Paul MacInnes 

EFL criticises Premier League’s ‘repeated failure’ and puts faith in regulator

The EFL board said it is ‘more important than ever’ to force through a deal and is ‘disappointed at [clubs’] repeated failure to put forward any new funding offer’
  
  

The Nike Premier League Tunnel Vision Merlin Ball during the match between Chelsea and Tottenham.
This week the Premier League was unable to carry its clubs to support a measure that proposed sharing more than £900m across the football pyramid. Photograph: Catherine Ivill/Getty Images

The EFL has said it is “eagerly” anticipating the introduction of an independent regulator for English football after it lamented the “repeated failure” of the Premier League to strike a deal on financial redistribution.

This week the Premier League was unable to carry its clubs to support a measure that proposed sharing more than £900m across the football pyramid. On Thursday the EFL board met to discuss its response, and concluded it was “more important than ever” that the proposed regulator had the power to force through a deal.

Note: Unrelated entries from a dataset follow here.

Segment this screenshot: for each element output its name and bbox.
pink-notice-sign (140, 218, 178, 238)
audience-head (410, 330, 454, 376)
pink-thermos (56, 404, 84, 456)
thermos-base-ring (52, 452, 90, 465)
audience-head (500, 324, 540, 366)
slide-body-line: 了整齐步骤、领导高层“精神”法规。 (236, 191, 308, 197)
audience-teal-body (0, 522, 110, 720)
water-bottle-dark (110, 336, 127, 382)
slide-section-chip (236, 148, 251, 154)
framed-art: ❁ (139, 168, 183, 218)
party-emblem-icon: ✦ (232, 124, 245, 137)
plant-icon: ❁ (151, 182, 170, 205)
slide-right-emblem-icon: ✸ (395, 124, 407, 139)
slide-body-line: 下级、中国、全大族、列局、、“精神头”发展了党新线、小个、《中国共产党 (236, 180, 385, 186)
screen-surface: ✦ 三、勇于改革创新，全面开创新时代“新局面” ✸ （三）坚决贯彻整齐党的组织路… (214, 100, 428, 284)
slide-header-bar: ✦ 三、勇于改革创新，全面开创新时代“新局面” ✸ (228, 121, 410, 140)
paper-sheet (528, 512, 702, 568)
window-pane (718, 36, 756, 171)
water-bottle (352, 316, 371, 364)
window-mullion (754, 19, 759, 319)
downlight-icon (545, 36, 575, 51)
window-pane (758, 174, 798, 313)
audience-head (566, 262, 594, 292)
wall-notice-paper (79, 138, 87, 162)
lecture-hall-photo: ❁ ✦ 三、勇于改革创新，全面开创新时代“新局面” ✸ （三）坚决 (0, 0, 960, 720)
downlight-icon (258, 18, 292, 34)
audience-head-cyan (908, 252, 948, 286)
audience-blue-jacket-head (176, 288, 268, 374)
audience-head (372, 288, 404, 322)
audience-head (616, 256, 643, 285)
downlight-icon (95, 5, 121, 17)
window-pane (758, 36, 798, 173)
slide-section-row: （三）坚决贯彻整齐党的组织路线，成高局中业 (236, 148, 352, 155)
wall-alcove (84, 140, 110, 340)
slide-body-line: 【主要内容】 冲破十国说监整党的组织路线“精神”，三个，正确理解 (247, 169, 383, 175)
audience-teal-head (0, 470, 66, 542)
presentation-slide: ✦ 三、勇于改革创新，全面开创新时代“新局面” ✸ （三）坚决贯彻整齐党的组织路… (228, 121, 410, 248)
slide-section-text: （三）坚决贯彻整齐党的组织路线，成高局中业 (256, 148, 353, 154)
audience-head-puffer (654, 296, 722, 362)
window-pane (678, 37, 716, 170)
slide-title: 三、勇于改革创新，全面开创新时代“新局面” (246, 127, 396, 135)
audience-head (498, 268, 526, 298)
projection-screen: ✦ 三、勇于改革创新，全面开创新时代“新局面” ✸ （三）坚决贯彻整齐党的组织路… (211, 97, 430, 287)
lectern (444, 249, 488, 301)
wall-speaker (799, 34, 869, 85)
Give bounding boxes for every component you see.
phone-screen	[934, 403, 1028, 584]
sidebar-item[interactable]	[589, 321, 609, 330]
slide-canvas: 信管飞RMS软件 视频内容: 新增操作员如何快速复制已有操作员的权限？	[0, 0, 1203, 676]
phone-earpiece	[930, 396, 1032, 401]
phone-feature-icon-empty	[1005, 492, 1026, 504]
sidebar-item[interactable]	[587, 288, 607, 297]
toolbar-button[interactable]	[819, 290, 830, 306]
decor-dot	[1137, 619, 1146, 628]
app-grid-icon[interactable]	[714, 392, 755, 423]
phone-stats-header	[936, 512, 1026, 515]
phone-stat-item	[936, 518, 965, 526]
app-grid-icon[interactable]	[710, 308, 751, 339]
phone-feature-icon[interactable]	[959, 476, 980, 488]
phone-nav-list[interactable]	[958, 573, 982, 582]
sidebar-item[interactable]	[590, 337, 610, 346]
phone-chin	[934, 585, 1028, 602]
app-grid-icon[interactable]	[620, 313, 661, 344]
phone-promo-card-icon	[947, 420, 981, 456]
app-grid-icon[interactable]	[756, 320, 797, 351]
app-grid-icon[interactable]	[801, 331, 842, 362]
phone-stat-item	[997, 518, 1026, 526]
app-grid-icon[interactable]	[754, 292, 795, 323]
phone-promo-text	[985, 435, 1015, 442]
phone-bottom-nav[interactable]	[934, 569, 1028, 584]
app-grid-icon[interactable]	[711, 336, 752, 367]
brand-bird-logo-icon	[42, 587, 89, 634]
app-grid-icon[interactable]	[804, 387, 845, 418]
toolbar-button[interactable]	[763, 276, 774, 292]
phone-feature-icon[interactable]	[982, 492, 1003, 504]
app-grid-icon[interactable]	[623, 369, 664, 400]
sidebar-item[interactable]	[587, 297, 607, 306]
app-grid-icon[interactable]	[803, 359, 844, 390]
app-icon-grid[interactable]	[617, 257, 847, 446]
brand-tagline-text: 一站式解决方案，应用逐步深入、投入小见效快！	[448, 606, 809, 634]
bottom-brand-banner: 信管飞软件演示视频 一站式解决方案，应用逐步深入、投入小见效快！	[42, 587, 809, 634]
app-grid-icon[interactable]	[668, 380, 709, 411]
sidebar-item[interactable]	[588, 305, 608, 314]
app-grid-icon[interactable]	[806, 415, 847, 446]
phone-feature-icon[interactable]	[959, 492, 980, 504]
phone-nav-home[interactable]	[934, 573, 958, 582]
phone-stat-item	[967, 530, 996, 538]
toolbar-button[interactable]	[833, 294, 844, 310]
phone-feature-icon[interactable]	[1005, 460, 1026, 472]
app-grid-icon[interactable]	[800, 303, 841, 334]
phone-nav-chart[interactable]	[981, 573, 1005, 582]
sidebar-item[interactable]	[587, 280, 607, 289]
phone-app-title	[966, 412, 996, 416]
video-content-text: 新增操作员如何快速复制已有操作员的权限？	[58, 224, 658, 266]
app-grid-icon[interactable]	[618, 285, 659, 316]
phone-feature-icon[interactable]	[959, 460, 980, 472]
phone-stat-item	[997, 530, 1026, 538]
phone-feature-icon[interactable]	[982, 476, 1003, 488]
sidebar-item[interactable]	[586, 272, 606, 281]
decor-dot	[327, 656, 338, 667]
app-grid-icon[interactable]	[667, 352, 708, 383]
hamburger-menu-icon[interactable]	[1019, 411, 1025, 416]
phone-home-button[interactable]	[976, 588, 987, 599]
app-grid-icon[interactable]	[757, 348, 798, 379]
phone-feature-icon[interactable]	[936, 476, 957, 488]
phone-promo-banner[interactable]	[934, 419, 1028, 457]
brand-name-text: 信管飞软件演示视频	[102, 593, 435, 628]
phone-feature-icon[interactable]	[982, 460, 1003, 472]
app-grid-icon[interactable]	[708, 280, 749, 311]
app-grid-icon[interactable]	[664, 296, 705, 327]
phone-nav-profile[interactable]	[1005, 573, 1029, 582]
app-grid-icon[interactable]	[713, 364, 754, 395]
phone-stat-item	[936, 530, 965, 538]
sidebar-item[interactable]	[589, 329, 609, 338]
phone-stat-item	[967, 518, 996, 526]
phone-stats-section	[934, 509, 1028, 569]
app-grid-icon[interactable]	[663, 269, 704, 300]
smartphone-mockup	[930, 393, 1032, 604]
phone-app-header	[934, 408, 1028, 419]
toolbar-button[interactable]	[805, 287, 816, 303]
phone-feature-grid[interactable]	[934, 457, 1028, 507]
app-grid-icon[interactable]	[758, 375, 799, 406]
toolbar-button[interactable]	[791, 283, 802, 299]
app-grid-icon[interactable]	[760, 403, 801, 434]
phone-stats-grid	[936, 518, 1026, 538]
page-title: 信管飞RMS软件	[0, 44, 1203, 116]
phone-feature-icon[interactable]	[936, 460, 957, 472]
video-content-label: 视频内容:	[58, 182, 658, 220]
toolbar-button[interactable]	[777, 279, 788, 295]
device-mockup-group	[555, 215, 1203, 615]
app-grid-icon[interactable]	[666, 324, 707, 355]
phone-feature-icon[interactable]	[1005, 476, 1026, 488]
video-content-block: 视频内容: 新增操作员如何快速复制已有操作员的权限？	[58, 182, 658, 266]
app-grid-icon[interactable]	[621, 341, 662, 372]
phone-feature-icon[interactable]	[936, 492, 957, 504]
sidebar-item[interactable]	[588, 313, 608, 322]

In a statement the EFL said it was “clearly disappointed at [Premier League clubs’] repeated failure to put forward any new funding offer for EFL clubs” and the lack of positive progress “once again demonstrates how difficult an issue this is for football to address, without independent input. The EFL has repeatedly said that financial redistribution coupled with enhanced cost controls are needed to help achieve its overriding objective of making EFL clubs financially sustainable and competitive, so that they can continue to serve their supporters and communities long into the future, no matter what level of the pyramid they play in.”

The EFL leadership has consistently said it wants a football-led solution to what it argues is a structural imbalance. But after two years without a resolution, it has become more willing to speak up in favour of a regulator taking on the challenge. The key to this, in the eyes of the EFL, is the backstop powers granted to the regulator in the event of no deal being agreed.

“The league eagerly anticipates the introduction of the football governance bill given it is now more important than ever that the independent regulator is provided necessary powers to secure the long-term sustainability of the pyramid,” the statement said.

After the Premier League’s decision to step back from a deal, reports have suggested that the government plans to expedite the rollout of the bill. On Thursday, however, there was still no agreed date for the first reading in the House of Commons and the shadow leader of the House, Lucy Powell, said Labour would make the introduction of a regulator “an election issue” in places with struggling clubs if the government did not act.

“If the Conservatives want to make this an election issue in those places, I say bring it on,” Powell said. “Let us be really clear: if they do not want to regulate football governance, then we will.”

In reply, the Leader of the House, Penny Mordaunt, said: “When we bring legislation to the House, it will need to have the confidence of the English Football League, and, having attended many events with the EFL myself, I know that that is clear and understood.”